Der Wunschkandidat der erzkonservativen und des Klerus ist Ebrahim Raeissi ins Rennen. Der Leiter der einflussreichen Wohltätigkeitsstiftung des Imam-Resa-Mausoleums in Maschhad gilt als einer der einflussreichsten Kleriker des Iran.

Auch der international umstrittene ehemalige Staatspräsident Mahmud Ahmadinedschad hat seine Bewerbung für eine weitere Amtszeit eingereicht – und das obwohl Revolutionsführer Ajatollah Ali Chamenei ihm ausdrücklich davon abgeraten hatte.

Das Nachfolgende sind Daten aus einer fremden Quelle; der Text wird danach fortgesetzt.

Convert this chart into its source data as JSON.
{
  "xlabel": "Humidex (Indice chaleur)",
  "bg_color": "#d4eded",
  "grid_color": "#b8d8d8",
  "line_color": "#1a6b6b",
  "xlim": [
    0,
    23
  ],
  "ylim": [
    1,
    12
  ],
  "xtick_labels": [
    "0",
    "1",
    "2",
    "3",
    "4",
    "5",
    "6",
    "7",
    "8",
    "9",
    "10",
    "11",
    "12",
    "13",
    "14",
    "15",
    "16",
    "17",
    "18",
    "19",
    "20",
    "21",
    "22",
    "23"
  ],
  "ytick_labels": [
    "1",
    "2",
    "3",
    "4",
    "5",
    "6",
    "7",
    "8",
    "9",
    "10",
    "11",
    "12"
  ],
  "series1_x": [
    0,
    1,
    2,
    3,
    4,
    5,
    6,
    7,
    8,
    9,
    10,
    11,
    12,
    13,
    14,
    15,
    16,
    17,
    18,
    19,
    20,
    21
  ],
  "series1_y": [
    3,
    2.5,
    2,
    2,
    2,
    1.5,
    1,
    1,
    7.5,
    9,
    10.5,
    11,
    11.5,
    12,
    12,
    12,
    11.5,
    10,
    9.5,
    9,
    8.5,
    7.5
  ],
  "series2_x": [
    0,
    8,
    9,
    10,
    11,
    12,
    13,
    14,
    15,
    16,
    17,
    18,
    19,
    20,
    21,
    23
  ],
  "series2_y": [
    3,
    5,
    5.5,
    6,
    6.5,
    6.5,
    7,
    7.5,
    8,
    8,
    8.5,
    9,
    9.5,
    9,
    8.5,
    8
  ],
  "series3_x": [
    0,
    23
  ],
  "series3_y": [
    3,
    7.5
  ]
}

Eine Kandidatur sei “weder in seinem noch im Interesse des Landes”, hatte Chamenei bereits 2016 erklärt.

Der Bruder des Anfang des Jahres verstorbenen Ex-Präsidenten Akbar Haschemi Rafsandschani, Mohamed Rafsandschani, will ebenfalls ins Rennen um die Präsidentschaft gehen. Der 75-jährige ehemalige Chef des staatlichen Rundfunks stellt sich gegen seine Familie, die die Wiederwahl von Staatspräsident Rouhani unterstützt.

White finger, Islamic Republic of Iran election campaign, vote for you, embezzlement of us.#iranncorg#princerezapahlavi#رای_نمیدمpic.twitter.com/CG6eRq0qHX

— Saeid Dabiry (@divanen44) April 13, 2017

Der erste Wahlgang der Präsidentschaftswahl findet am 19. Mai statt. Alle Kandidaten müssen sich noch der Überprüfung durch den Wächterrat stellen, der in der Vergangenheit häufig Kandidaten ausgeschlossen hatte.

Die Machtbefugnisse des Staatspräsidenten sind begrenzt, die höchste Gewalt liegt bei Revolutionsführer Chamenei.